Sofía (con Calcetines en brazos) e Irene Ugarte, en el bar del teleclub. María Gil

A día de hoy, las tres se buscan la vida. Las hermanas llevan el bar, lo han pintado, compraron un toldo y una estufa para la terraza... Además, Irene echa una mano en el supermercado de Ana cuando llega el camión y Sofía es acompañante del transporte escolar y hace ayuda a domicilio en casa de un señor de Ruanales. Ellas, dos jóvenes, reconocen que es difícil llegar y encontrar un trabajo estable que ayude a establecerse de verdad. Su madre sigue enseñando la colegiata «por dar el servicio» si viene alguien en invierno. Poda, limpia, arregla... Y las señoras del pueblo ayudan en lo que haga falta. Además trabaja para poner en marcha una fundación, Agrocultura, con la idea de una granja escuela, y una pequeña biblioteca.

Esa es la historia, pero quedan las reflexiones. «En este valle, cuantos más bares hay, mejor para todos los bares». Han conseguido atraer a los jóvenes de la zona. «Y también los señores mayores de Polientes vienen porque les gusta mezclarse con la juventud». Punto de encuentro. «Aquí cada uno vive a un kilómetro del otro». Ven al biólogo de Barcelona que se trasladó tras el confinamiento. A la chica de San Sebastián que, pese a haberse quedado sin trabajo, va a quedarse.

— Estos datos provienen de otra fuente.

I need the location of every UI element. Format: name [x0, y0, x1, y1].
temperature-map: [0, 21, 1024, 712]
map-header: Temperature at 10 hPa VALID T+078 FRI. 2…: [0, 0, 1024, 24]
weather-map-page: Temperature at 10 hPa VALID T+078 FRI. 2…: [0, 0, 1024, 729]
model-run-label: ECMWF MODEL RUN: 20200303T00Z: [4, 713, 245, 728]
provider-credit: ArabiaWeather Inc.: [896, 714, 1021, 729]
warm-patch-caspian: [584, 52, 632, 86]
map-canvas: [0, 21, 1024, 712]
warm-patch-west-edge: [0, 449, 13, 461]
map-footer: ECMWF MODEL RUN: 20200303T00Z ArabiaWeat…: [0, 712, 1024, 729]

«Me decían: 'ya verás en invierno'. Pero a mí me ha parecido maravilloso. Aquí la vida puede ser igual de rutinaria que en Madrid, pero te pasan cosas distintas. Te levantas cada día con más alegría». Lo dice Irene, la pequeña. Sofía, la mayor, no pone fechas en el horizonte. Para irse o quedarse. «Ya veremos». María escucha y acaba diciendo que los jóvenes «tienen que vivir mucho», pero que San Martín «es un buen lugar desde el que proyectarse». «Nada -dice- te condena a llevar una vida que no quieras vivir».